New research finds two-thirds of public think firms should be allowed to tackle worker shortages by recruiting from overseas

Public attitudes to immigration are more positive than negative and most people would now support British businesses being allowed to recruit from overseas to address staff shortages, according to a new report.

The report  Immigration: a changing debate, by the independent thinktank British Future, draws on the latest findings from Ipsos MORI research that has tracked changing public attitudes to immigration across twelve waves of research since 2015. It finds:

  • Two thirds of the public (65%) agree that employers should be allowed to recruit from overseas for any job where there are shortages.
  • 77% of the public say recruitment from overseas should be allowed for positions in key services such as health and social care. Just 13% say it should not be allowed. Support rises to 86% among people aged over 65.
  • 67% say recruitment from overseas should be allowed for temporary seasonal work in sectors such as fruit-picking and hospitality. Just 21% say it should not be allowed.
  • Most of the public (55%) also support recruitment from overseas for lower-skilled jobs that are hard to fill from within the UK. Three in ten (30%) say it should not be allowed.
  • Nearly twice as many people favour an approach to immigration that prioritises the government having control over who can settle in the UK, whether or not that reduces numbers (44%) over a system that is focused on keeping immigration numbers low (24%).

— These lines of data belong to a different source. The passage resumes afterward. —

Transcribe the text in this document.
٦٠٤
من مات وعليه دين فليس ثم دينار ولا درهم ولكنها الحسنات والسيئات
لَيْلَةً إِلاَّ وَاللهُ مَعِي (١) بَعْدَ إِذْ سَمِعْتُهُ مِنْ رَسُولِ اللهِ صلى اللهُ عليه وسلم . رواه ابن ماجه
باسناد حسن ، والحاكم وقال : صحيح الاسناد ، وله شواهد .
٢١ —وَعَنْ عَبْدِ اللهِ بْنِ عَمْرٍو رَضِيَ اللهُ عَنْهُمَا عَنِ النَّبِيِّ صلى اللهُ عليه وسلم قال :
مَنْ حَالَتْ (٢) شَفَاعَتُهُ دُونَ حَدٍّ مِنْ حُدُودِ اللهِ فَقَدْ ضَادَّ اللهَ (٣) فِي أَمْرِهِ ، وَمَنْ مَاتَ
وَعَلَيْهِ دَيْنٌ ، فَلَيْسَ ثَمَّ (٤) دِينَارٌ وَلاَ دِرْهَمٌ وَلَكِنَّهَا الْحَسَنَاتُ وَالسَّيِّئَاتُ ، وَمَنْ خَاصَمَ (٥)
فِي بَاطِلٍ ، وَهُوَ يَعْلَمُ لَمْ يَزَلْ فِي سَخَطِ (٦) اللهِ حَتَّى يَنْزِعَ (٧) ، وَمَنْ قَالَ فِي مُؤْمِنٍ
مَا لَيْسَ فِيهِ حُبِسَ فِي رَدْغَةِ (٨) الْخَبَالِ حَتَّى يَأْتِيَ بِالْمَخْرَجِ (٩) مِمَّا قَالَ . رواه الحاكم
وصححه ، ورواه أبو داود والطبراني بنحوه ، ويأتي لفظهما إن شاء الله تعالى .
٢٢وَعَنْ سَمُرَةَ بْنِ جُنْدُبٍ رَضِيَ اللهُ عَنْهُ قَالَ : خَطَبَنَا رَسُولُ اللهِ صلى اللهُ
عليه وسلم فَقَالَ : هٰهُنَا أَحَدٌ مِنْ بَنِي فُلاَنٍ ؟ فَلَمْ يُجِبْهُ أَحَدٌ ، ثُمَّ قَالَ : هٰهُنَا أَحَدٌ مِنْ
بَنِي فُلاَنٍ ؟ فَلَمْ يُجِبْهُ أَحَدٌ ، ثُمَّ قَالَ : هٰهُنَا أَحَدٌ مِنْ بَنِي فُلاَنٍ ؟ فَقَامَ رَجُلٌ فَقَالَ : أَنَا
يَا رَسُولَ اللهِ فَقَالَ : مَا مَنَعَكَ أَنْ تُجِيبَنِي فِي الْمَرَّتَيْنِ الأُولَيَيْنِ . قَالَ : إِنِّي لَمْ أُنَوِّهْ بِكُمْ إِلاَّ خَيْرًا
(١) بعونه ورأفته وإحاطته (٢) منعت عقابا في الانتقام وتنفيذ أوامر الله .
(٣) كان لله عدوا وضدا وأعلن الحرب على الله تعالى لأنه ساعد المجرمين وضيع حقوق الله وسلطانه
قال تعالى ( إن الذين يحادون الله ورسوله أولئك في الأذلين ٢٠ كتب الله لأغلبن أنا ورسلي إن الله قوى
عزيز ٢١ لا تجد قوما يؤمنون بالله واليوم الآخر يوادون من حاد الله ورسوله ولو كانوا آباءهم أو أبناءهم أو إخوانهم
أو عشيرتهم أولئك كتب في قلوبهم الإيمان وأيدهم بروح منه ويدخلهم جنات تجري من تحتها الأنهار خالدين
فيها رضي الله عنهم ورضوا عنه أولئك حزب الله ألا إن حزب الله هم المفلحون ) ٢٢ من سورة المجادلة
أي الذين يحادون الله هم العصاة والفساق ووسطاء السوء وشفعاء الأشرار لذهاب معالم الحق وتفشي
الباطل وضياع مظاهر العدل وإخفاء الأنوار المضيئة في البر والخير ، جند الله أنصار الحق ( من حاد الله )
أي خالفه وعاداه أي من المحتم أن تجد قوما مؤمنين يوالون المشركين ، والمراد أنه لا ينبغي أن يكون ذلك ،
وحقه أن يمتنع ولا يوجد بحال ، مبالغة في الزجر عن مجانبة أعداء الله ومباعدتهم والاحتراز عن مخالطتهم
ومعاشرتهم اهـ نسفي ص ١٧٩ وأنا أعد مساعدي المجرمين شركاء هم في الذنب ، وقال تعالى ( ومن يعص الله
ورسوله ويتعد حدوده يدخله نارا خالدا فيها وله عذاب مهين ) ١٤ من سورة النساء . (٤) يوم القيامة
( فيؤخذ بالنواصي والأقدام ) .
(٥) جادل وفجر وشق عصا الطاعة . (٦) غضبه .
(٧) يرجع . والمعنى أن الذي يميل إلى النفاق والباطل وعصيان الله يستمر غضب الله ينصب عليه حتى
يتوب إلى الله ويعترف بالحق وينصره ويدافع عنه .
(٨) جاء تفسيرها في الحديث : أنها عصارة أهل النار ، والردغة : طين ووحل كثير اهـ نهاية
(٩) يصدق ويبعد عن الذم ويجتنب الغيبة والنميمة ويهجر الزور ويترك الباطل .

This year sees a new balance in immigration attitudes. Roughly twice a year since 2015 this survey has asked the public if they would prefer immigration to increase, decrease or remain at its current level.  The number of people who want to reduce immigration is now at its lowest level in the series (45%), while more people than ever before would be happy for immigration to increase (17%). For the first time, the proportion of people wanting to reduce immigration (45%) is on a par with the 46% who either want to keep it at current levels (29%) or higher (17%).

The research also notes a continuing trend of the public feeling that immigration has a positive impact (46%) more than a negative impact (28%) on Britain.  When the tracker survey was conducted in February 2015, by comparison, it found only 35% were positive and 41% were negative.